It was as if Doug Bay’s wish had come true, the day the doves landed.
Bay, who grows alfalfa and a bit of corn and sorghum in Otero County, had been eyeing the 3 acres of fresh green shoots for days, worrying they were about to be destroyed by the swarms of crop-munching grasshoppers that were bouncing all over his farm.
He was holding out hope that he wouldn’t have to spray pesticide to save his alfalfa crop from the destructive insects, which are vexing farmers and gardeners from Denver to the plains this summer. Bay almost called the local crop duster, but he put it off.
Then came the doves. About 200 of the tan birds swooped down from the sky and feasted on the grasshoppers, demolishing pretty much the whole lot.
“It was kinda neat,” recalled Bay, whose family has been farming in Cheraw since 1950. “A couple hundred of them, eating those grasshoppers. They must have told their friends this was a good place to eat.”
For farmers, the best way to deal with grasshoppers is to let birds handle it. But this year, when the grasshopper infestation is one of the worst in recent history, farmers can’t rely on just the birds.
The bounty of grasshoppers is on par with last summer’s Mormon cricket invasion on the Western Slope.
Bay said he had to hire the crop duster to spray his other, larger field of alfalfa, costing him about $15 for each of the 120 acres. He’s also got 15 chickens that spend their days pecking his yard and keeping the grasshoppers at a more manageable level, at least near his house.

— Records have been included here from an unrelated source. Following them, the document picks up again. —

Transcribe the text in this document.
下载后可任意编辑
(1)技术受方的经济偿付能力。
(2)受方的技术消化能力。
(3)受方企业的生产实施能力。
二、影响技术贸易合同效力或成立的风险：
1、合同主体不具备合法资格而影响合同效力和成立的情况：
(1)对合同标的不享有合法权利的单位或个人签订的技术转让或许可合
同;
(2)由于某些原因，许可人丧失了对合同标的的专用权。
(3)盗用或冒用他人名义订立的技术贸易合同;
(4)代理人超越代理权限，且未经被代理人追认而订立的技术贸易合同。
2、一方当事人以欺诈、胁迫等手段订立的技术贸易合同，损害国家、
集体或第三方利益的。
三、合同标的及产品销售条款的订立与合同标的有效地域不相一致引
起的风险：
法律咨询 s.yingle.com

Scientists say the grasshoppers are having a banner year in Colorado because the conditions for hatching eggs and growing big insects were ideal. Grasshoppers lay their eggs in dirt, and the pods or “egg beds” remain underground through the winter. The eggs hatch in the spring, and the tiny “nymphs” crawl out of the ground in search of food, according to Colorado State University’s extension services.
If weather conditions are good, and there is plenty to eat, grasshoppers grow for several weeks until they reach adult size — and this summer they are quite large. The insects likely hatched earlier this year because of a mild, warmer spring, and then did not face the kind of cold, wet weather that can kill off newly hatched grasshoppers.
In Denver, gardeners are reporting extra-large grasshoppers and in extra large numbers, popping around yards and chewing holes in the leaves of their lettuce and tomato plants. On the Eastern Plains, their destruction has been spotty — some farms are having to spray pesticides or losing yields to the bugs, while others have had few issues.
For gardeners, experts suggest adding some plants that repel grasshoppers — garlic or chives — or using garlic to make a natural spray. Another idea is to cover the garden with netting to keep the insects from jumping into it. Get some chickens. Or put up a bird feeder.
While grasshopper eggs are more likely to survive the winter in dry soil, undisturbed by tillage or irrigation, the insects often live longer and grow bigger in irrigated land where there is plenty of foliage.
Farmers, including Bay in Otero County, are on their third out of four cuts of alfalfa for the season, and still keeping an eye on the grasshoppers. Alfalfa is most vulnerable to grasshoppers when it’s just beginning to grow and “they can mow it right down,” Bay said. When the plants are taller, grasshoppers can’t destroy it but can decrease its yield, he said.
At Bay’s son-in-law’s ranch, in the southeastern corner of the state, the grasshoppers hatched early and died off when they were small because there wasn’t enough moisture for them to survive. But Bay has had to deal with two grasshopper hatches, and the second one produced especially big grasshoppers.
He and others were forced to spray, he said, and Bay hired a pilot because the alfalfa was too thick to drive a sprayer through it. “Once you spray them, it pretty well kills them,” he said. “You have to watch it real close — you can spray one batch and another batch could hatch.”
Farmers also can scatter an insecticide called EcoBran, which grasshoppers will eat and die. Then other grasshoppers, which are cannibals, will eat the dead grasshoppers and die, too. But this is “hit or miss,” Bay said, because if the grasshoppers have other things to eat — say, alfalfa or lettuce — they likely won’t eat the wheat bran laced with the chemical carbaryl, which is toxic to insects.
Ranchers have little recourse, since their grazing land is so vast. Their cattle just get less to eat when grasshoppers are rampant.
It’s just all part of the season for farmers and ranchers, Bay said. “I gamble every day,” he said. “You gamble with the weather. You gamble with the bugs. So I don’t much like to go to Cripple Creek.”
On the bright side for hunters: The doves are thick this year thanks to grasshopper abundance, and dove hunting season starts this month.
Bay is optimistic lately, as he finishes the latest cut of alfalfa and moves on to cutting the sorghum, that the grasshoppers will run out of things to eat and fade out. The Arkansas River, which supplies his irrigation water, is getting low now at the end of summer. And it hasn’t rained much lately on the plains.
Bay will also keep hoping for black birds or more doves, the “most awesome” natural control for insects.
“But you can’t order a flock of birds to come in,” he said. “It’s a luck thing.”